For comparison to Statesboro’s salaries, Condrey & Associates surveyed the Georgia cities of Canton, Carrolton, Covington, Dalton, Hinesville, Kennesaw, Lawrenceville, Pooler, Richmon Hill, Rincon, Rome and Savanah, plus the Bulloch County, Bryan County and Effingham County governments, about their pay scales for various jobs. The Georgia State Patrol and Georgia Ports Authority were also included for law enforcement salaries, Bynes noted.

Plan A represents 105%; Plan B, 102.5%; and Plan C, 100% of the “adjusted labor market” mean salaries, Bynes said.

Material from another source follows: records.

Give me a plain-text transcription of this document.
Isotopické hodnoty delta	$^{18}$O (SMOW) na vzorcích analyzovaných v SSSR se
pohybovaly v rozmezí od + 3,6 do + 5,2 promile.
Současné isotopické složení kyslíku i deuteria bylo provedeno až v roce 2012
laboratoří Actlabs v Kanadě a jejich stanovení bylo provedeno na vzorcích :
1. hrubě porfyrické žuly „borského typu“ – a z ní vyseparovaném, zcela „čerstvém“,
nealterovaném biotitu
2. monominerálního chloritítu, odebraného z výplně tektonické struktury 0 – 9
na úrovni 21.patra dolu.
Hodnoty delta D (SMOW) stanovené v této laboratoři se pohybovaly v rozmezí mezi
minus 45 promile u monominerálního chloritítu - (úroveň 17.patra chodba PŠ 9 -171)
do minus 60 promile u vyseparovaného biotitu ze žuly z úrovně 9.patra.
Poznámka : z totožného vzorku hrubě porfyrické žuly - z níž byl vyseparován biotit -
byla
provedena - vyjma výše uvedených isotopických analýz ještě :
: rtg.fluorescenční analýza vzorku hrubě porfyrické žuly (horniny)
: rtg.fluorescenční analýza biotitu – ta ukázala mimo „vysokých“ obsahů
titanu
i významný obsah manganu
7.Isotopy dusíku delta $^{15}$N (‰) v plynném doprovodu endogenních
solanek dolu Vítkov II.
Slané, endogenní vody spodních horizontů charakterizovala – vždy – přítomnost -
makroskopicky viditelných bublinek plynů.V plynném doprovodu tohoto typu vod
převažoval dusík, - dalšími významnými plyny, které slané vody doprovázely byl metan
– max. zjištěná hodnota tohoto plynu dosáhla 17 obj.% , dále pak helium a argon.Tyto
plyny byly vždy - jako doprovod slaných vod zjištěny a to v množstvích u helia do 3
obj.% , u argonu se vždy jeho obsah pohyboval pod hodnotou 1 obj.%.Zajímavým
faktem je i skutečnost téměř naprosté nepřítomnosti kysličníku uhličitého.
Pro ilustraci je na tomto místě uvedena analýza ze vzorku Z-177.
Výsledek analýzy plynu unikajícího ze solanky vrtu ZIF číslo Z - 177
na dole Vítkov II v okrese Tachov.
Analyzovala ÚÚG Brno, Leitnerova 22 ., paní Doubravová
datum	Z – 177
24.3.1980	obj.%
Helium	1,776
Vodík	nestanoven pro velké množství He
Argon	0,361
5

To cite one key example, the Plan A police officer starting wage would, again, be $55,477; the Plan B officer starting wage, $54,215; and the Plan C officer wage, $52,955. This indicates that the average for police agencies surveyed was almost $53,000.

For current city employees, the “standard equity adjustment” suggested by the survey and recommended by Penny would provide a 2% pay increase for those with 1-3 years of service, a 4% increase for those with 4-6 years of service, and a 6% increase for those with 7-plus years.

This news story will be revised and updated with some other information for the Thursday, Dec. 7, Statesboro Herald print edition.